Several countries are planning to integrate this technology for their utility services. In fact, China is slated to have a comprehensive national WAMS by the end of this year.
The manner in which the suite of digital technologies constituting the smart grid is evolving, it will only be a matter of time before the grid itself transforms into a digital network. Like all digital networks, it will have the ability to detect problems and allow for self-healing through the self-installation of patches. Exactly like how doctors treat a sick human being with antibiotics.
The third-generation smart grid will not only ensure a more reliable of supply of electricity, gas, water, broadband and telecommunications, but would also reduce the vulnerability to natural disasters and attacks.

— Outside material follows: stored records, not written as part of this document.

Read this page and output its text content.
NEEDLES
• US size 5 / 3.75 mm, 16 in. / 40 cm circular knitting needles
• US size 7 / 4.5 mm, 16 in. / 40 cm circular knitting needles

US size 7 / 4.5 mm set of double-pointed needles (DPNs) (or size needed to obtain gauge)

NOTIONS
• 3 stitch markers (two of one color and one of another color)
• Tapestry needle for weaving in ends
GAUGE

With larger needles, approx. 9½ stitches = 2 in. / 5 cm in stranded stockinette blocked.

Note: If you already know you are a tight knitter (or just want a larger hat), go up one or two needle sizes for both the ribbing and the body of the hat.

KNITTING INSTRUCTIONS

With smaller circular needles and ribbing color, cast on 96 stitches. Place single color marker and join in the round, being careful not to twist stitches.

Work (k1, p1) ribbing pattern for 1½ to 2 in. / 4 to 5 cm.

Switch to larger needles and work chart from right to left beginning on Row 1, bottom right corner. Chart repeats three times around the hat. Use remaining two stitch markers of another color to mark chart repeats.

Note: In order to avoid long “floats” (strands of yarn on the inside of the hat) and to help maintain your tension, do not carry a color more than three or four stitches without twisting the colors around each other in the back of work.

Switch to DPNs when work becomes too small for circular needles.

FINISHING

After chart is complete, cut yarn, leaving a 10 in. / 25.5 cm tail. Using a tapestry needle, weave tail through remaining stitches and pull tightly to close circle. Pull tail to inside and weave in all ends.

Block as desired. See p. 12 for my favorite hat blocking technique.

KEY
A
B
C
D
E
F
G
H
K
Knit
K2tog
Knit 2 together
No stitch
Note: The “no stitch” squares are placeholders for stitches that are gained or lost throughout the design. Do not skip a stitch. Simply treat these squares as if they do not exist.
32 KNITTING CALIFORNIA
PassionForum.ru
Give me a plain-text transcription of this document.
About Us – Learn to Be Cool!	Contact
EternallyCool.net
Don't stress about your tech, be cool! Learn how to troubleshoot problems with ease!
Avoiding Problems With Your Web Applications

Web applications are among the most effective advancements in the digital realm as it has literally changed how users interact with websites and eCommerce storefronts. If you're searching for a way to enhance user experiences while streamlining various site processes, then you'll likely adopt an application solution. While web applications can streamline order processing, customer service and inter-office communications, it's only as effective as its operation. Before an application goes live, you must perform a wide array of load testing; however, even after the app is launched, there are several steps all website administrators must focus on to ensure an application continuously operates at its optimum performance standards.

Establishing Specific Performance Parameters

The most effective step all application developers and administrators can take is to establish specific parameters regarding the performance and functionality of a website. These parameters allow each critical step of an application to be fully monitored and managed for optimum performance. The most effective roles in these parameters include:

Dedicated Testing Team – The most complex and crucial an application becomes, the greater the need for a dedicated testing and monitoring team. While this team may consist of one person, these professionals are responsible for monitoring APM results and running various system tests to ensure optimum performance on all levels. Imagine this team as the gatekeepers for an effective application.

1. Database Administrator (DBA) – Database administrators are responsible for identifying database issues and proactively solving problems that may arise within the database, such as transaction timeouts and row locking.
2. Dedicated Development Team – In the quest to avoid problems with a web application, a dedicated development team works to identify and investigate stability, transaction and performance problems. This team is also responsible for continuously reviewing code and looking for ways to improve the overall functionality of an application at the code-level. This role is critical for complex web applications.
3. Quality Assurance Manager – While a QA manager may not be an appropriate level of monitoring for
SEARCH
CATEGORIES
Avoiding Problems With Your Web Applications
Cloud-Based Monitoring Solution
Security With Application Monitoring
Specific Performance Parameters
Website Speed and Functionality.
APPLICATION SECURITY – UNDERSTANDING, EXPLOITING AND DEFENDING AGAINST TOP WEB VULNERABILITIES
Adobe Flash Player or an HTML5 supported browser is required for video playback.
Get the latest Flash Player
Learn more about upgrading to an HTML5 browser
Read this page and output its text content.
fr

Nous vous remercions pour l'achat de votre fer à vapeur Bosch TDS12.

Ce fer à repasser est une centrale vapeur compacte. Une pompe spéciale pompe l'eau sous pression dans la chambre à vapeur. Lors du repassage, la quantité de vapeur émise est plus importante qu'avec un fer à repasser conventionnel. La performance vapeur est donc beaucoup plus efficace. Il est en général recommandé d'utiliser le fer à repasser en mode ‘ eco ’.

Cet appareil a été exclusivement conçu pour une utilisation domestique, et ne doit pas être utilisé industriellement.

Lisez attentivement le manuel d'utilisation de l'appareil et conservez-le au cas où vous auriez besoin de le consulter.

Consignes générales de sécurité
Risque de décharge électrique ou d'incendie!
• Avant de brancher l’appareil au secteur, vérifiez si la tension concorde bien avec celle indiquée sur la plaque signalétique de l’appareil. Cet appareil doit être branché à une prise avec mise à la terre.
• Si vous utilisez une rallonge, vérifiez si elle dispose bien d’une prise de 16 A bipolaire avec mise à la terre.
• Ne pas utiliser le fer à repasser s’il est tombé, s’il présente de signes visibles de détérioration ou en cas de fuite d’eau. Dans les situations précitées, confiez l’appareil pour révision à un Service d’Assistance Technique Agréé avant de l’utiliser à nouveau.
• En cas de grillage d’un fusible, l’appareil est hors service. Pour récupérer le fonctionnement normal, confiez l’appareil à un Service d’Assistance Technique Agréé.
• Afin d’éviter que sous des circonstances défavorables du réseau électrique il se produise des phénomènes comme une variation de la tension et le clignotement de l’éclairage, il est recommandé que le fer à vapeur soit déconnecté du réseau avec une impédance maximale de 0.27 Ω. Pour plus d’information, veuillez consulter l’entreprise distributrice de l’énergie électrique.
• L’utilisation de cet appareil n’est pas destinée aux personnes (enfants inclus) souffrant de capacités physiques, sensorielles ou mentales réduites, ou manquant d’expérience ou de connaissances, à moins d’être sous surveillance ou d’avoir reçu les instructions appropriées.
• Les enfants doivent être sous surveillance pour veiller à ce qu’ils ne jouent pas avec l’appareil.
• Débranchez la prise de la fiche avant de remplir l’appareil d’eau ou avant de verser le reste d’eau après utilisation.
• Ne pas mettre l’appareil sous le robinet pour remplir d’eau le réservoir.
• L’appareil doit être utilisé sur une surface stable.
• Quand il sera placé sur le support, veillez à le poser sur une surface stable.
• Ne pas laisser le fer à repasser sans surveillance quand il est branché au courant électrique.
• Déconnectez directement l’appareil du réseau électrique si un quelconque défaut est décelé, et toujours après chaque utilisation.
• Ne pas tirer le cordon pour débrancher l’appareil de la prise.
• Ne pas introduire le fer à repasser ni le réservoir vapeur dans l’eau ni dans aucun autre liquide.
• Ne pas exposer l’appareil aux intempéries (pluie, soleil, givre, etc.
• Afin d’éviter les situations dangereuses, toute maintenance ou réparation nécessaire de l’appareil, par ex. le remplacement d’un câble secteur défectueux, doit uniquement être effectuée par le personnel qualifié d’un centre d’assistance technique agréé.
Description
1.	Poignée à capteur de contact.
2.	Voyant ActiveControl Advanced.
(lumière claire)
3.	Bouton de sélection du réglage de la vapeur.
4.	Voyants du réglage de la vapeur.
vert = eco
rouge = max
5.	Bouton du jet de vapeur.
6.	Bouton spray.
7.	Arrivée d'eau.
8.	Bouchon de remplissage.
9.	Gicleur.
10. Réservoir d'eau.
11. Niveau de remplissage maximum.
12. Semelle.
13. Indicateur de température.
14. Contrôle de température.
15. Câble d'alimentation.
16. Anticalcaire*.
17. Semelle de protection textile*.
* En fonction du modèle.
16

A third-generation smart grid can also easily manage the reverse flow if a local sub-network generates more power than it is consuming. Reverse flow, also called bidirectional flow, is a distinct possibility in India due to its policy emphasis on generating at least 10% of its electricity from non-conventional and renewable energy sources like solar panels and wind turbines by 2020.
One just needs to glance at the condition of the state electricity boards (SEBs) and the kind of T&D losses that they face on a year-on-year basis. To top it up, the capital assets of SEBs are depreciating and becoming obsolete.
In such a scenario, a nation-wide policy to implement third-generation smart grid technology, along with a rapid modernisation of the infrastructure of the utilities through private participation, can help India skip leapfrog one whole development cycle.
The public utilities system in India is seriously sick. It needs a doctor.